Shortly after her graduation, she received an offer to study for a Masters in Public Health at John Hopkins University. That key opened a door that helped her start the first ever Masters in Public Health programme at the University of Nairobi. She became a lifetime advocate of public health.

“That was 1983, the year that I thought I was in heaven. I was happy because people could learn from me and even pass down the knowledge to other people. Some people ridiculed me saying that public health is inferior to medicine. That is ignorance.”

She now has a doctorate and has won countless awards (she cannot remember all of them) but she is happy to have inspired change in the line of duty as she worked in different parts of the world.

“I remember my first award. It was the UNICEF’s Maurice Patt Award that was given to our institution because of the innovative approach to solving problems that I had in my project,” she says.

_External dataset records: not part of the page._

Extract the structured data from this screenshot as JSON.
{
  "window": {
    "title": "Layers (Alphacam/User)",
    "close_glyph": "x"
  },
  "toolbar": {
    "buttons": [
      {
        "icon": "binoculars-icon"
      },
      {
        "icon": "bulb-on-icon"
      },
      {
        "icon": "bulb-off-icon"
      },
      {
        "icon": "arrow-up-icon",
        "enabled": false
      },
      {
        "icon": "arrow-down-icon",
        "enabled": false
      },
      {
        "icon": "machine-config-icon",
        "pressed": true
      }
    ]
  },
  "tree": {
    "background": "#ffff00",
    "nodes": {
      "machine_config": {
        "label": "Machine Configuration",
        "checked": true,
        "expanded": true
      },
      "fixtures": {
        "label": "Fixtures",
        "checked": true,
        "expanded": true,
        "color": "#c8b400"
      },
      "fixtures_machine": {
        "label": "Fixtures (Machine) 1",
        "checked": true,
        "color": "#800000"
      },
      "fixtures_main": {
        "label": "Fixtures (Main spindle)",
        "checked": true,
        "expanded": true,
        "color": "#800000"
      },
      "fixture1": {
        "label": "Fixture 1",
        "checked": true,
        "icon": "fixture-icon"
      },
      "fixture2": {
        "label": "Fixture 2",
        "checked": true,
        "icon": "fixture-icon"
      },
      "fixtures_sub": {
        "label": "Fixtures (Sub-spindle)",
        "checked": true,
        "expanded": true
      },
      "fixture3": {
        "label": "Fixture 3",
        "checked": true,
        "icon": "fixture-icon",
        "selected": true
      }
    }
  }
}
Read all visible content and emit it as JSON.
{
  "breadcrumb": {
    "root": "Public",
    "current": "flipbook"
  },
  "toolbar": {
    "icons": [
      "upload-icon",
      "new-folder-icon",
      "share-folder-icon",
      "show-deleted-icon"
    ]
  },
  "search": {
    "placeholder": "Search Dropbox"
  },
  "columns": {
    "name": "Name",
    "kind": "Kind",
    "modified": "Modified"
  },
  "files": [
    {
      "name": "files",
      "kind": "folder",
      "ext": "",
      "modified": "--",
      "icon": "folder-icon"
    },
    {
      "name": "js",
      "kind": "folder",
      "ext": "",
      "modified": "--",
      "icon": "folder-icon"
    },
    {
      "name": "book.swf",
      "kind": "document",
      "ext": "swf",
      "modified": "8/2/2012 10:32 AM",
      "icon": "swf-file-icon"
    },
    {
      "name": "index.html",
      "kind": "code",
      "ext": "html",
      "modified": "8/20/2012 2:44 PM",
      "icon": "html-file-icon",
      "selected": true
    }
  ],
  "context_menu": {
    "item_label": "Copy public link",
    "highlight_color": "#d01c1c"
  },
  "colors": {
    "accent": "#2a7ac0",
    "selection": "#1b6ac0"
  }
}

She also had a stint in government as the board chair at the National Aids Control Council, where she says, “I found HIV/Aids prevalence at 15 per cent and managed to reduce it to under five per cent.”

“Stigma went down during my tenure and I streamlined and became a close friend to the late first lady Lucy Kibaki since she freely mingled with people living with HIV, hence reducing stigma. She was a warm friend.”

In all her work in different parts of the world, she says, she treated everyone with dignity and not once did she discriminate against another being by class.

“There is an arrogance among educated people that behave as superior beings, it irritates me. Arrogance kills a lot of things. We must not look down on people because we also had an opportunity to learn and that does not make us superior to others.”

Her boldness earned her life membership to the Maendeleo ya Wanawake affirmative action movement.

“I believe in gender equity but we cannot be equal. These days women are beginning to take up the negative traits of men in the name of equality. Why would a woman be abusive and disrespectful? Equity should not be misconstrued. The whole business of gender equity is to promote wellness and not to pick up bad behaviour,” she says.

While she may have had a lot and accomplished even greater things, she says “being truthful and kind is an important virtue, but trusting God at all times has made me who I am today.”